Brown has proposed closing the state’s $26.5 billion deficit half with cuts and half with extensions to temporary income, vehicle and sales tax hikes – the latter of which he wants to put before voters in June. But he needs two Republican votes in each chamber to qualify the measure for the ballot. As of this morning, he hadn’t found those four votes. He had hoped to have enough support for the Legislature to vote today to put the measure on the ballot.
Five GOP senators – including Tom Harman, R-Huntington Beach – have broken ranks with their fellow Republicans and have implied their support if Brown agrees to a slate of reforms to the budget, pensions, business regulations and taxes. Brown has not accepted the package, but has indicated there’s further room for negotiation.
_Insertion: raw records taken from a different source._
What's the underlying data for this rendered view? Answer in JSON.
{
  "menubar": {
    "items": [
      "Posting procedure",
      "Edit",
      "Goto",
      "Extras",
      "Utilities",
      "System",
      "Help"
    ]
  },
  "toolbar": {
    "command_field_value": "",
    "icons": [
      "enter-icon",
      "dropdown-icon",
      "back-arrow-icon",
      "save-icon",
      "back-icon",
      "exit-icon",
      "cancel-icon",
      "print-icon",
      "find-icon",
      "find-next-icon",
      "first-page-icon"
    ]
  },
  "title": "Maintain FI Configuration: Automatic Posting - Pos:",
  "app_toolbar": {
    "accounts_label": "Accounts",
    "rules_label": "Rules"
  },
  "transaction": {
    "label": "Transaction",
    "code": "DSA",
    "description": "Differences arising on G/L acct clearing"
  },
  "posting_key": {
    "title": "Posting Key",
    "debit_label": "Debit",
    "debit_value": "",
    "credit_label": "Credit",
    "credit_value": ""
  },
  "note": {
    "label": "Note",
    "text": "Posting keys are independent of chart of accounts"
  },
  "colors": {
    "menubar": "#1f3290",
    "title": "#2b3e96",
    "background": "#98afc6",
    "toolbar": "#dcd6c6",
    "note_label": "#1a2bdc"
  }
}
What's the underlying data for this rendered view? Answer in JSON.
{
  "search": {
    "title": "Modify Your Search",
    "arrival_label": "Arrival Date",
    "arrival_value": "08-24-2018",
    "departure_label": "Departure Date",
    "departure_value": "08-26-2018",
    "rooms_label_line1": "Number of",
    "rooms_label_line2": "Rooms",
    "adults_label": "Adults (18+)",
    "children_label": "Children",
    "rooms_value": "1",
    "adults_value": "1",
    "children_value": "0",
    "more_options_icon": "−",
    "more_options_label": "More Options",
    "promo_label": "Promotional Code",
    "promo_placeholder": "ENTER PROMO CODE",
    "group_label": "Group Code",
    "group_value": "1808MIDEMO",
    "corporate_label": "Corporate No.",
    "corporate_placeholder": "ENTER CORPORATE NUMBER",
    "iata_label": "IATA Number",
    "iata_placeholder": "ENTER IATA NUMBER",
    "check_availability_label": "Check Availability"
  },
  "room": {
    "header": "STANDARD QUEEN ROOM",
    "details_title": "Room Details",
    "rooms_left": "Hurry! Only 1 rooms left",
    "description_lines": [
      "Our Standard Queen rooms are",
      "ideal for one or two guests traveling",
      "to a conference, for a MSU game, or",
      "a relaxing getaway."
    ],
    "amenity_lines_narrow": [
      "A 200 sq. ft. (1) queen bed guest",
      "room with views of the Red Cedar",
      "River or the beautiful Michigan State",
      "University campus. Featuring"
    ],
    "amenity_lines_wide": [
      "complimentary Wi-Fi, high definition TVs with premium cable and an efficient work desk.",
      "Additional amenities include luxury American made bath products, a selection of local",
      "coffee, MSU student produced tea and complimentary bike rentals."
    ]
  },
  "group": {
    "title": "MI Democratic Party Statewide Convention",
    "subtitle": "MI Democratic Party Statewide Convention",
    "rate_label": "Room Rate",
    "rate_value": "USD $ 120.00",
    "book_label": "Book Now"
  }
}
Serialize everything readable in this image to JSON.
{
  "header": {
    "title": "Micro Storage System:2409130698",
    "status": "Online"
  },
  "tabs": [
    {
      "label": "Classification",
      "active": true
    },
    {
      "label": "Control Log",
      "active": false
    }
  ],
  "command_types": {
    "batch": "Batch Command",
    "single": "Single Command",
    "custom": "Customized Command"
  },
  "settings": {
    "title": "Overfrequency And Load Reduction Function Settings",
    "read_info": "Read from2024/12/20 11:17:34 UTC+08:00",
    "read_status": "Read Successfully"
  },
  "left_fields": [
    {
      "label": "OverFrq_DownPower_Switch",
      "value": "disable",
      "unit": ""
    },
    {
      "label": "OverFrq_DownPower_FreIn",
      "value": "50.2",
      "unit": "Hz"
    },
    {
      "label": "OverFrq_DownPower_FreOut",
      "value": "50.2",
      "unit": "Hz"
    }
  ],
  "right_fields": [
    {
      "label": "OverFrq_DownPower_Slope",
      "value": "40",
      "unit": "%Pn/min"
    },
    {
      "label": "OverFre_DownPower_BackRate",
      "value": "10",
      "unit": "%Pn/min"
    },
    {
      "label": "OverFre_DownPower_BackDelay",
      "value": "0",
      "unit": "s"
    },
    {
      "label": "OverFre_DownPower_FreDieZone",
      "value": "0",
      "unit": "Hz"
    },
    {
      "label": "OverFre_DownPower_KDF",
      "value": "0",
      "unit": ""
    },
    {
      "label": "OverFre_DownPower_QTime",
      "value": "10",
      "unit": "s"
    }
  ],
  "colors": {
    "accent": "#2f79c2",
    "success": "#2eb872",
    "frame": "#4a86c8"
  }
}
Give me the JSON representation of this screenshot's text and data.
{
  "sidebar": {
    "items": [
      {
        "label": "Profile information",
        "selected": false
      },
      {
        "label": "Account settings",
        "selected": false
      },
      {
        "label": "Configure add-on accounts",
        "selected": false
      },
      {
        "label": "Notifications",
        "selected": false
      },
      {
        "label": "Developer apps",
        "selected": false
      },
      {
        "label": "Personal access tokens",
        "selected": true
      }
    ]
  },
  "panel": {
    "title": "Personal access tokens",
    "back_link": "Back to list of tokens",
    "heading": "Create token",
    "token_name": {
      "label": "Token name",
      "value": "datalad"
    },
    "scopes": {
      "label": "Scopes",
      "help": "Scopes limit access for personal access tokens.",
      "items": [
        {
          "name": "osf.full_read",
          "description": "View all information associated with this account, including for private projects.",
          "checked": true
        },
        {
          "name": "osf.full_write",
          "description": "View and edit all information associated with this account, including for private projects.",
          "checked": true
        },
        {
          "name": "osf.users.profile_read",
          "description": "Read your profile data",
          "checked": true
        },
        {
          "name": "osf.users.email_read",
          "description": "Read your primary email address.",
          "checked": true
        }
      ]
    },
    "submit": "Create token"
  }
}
If no deal is reached, Brown said he would send a budget to the Legislature in which the gap is closed solely by cuts, which would included slashing K-12 education spending.
“Then the Democrats change it and put in gimmicks,” Brown tells Skelton over lunch in his 1,400-square-foot Sacramento loft. “Then I veto it. Then everybody sits there until we run out of money….
“There’ll be initiatives on taxing wine and beer and oil companies and a split roll (proposing higher property taxes for commercial real estate). “And Republicans will counterattack” with anti-union measures and efforts to undermine the public sector.
“There’ll be an unleashing of left and right forces. Everyone will come out fighting. California will become a battleground…. It’ll be a war of all against all. The loser will be the people of California.”
Source: OC Register
Note: If the tax extension measure fails, the direct cut to the CSU could be as high as $1 billion dollars.